Use of mercenaries in Africa

25 February 2010

GENEVA (25 February 2010) - Representatives of some 25 from African States will meet on 3 and 4 March in Addis Ababa, Ethiopia, with the UN Working Group on the use of mercenaries* to discuss the presence and activities of mercenaries and private military and security companies (PMSCs) on the continent.
 
“This regional consultation in Africa is of particular importance given that the region is becoming a key market for the security industry”, said Shaista Shameem, who currently heads the Working Group. "However, PMSCs have remained largely unregulated, insufficiently monitored and rarely held accountable for the international crimes and human rights abuses they have committed.”
 
This meeting is the fourth of a series of five regional consultations which will end with the consultation with the Western European and Others Group in Geneva in April 2010. “This mandate was created in 1987 in a context in which the right of peoples to self-determination in Africa was often threatened by mercenary activities”, said Ms.
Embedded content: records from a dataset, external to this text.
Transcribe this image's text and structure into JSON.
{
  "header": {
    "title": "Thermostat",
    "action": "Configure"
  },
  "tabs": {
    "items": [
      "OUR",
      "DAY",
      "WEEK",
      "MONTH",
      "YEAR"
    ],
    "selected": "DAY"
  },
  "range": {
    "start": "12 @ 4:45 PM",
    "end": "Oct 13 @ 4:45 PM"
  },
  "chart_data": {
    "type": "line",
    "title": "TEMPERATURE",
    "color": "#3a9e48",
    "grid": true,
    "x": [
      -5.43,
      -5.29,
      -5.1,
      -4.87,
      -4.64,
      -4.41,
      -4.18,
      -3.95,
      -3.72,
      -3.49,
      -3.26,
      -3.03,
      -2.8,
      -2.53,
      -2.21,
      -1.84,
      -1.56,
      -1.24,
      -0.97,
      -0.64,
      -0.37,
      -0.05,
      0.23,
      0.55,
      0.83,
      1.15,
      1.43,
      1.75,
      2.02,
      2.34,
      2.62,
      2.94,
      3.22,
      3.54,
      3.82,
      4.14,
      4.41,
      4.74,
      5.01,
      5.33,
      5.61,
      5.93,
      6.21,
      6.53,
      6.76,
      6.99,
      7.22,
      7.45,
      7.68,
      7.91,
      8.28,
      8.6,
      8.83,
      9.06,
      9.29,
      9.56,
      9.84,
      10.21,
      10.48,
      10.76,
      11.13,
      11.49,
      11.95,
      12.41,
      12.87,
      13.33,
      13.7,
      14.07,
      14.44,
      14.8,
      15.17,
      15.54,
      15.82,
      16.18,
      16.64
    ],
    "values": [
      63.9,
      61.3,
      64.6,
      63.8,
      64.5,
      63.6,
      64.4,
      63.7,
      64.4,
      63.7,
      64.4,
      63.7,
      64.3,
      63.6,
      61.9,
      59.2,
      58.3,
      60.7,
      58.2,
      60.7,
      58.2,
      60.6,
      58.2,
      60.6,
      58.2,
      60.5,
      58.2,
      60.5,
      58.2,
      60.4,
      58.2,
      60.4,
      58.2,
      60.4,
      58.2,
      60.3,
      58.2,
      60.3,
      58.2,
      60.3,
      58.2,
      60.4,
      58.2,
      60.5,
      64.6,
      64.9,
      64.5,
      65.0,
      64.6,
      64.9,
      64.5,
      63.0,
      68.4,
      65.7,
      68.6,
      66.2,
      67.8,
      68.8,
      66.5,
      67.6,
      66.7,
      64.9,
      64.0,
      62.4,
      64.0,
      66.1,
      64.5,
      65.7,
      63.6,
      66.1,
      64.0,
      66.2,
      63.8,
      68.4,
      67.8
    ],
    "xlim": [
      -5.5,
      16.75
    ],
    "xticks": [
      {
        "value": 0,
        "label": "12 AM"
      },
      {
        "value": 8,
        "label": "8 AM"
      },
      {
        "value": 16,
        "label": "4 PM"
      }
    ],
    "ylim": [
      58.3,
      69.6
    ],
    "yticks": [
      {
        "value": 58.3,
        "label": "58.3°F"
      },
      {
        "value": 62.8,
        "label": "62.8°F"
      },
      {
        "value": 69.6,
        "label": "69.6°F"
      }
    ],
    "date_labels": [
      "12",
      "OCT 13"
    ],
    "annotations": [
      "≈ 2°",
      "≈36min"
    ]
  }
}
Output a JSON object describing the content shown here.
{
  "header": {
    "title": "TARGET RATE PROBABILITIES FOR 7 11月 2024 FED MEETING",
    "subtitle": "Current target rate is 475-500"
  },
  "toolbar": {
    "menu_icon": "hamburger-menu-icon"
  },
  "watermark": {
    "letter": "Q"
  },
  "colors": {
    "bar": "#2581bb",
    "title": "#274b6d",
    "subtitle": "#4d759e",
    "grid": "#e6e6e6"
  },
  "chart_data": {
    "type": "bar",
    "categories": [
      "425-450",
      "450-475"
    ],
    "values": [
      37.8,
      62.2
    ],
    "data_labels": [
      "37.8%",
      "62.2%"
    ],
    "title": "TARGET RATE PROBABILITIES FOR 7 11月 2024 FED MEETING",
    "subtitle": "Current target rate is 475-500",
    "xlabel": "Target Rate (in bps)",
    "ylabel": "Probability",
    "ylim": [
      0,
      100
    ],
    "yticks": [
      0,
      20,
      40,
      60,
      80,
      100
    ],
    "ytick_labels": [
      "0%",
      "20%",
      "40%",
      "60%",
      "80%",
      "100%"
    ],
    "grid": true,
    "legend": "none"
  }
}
Shameem.
 
State representatives will exchange good practices and lessons learned on the monitoring and regulation of the activities of private military and security companies and in particular on the adoption of a possible draft convention regulating their activities.
 
The Working Group said it “welcomes this opportunity to build on national experience in the continent to discuss general guidelines and principles for national and international regulation and oversight of the activities of private companies with the aim of encouraging the protection of human rights.”
 
The UN Working Group on the use of mercenaries as a means of violating human rights and impeding the exercise of the right of peoples to self-determination was established in 2005 by the Commission on Human Rights.
 
(*) The Working Group is composed of five independent experts serving in their personal capacities: Ms. Shaista Shameem (Chairperson-Rapporteur, Fiji), Ms. Najat al-Hajjaji (Libyan Arab Jamahiriya), Ms. Amada Benavides de Pérez (Colombia), Mr. José Luis Gómez del Prado (Spain), and Mr. Alexander Nikitin (Russian Federation).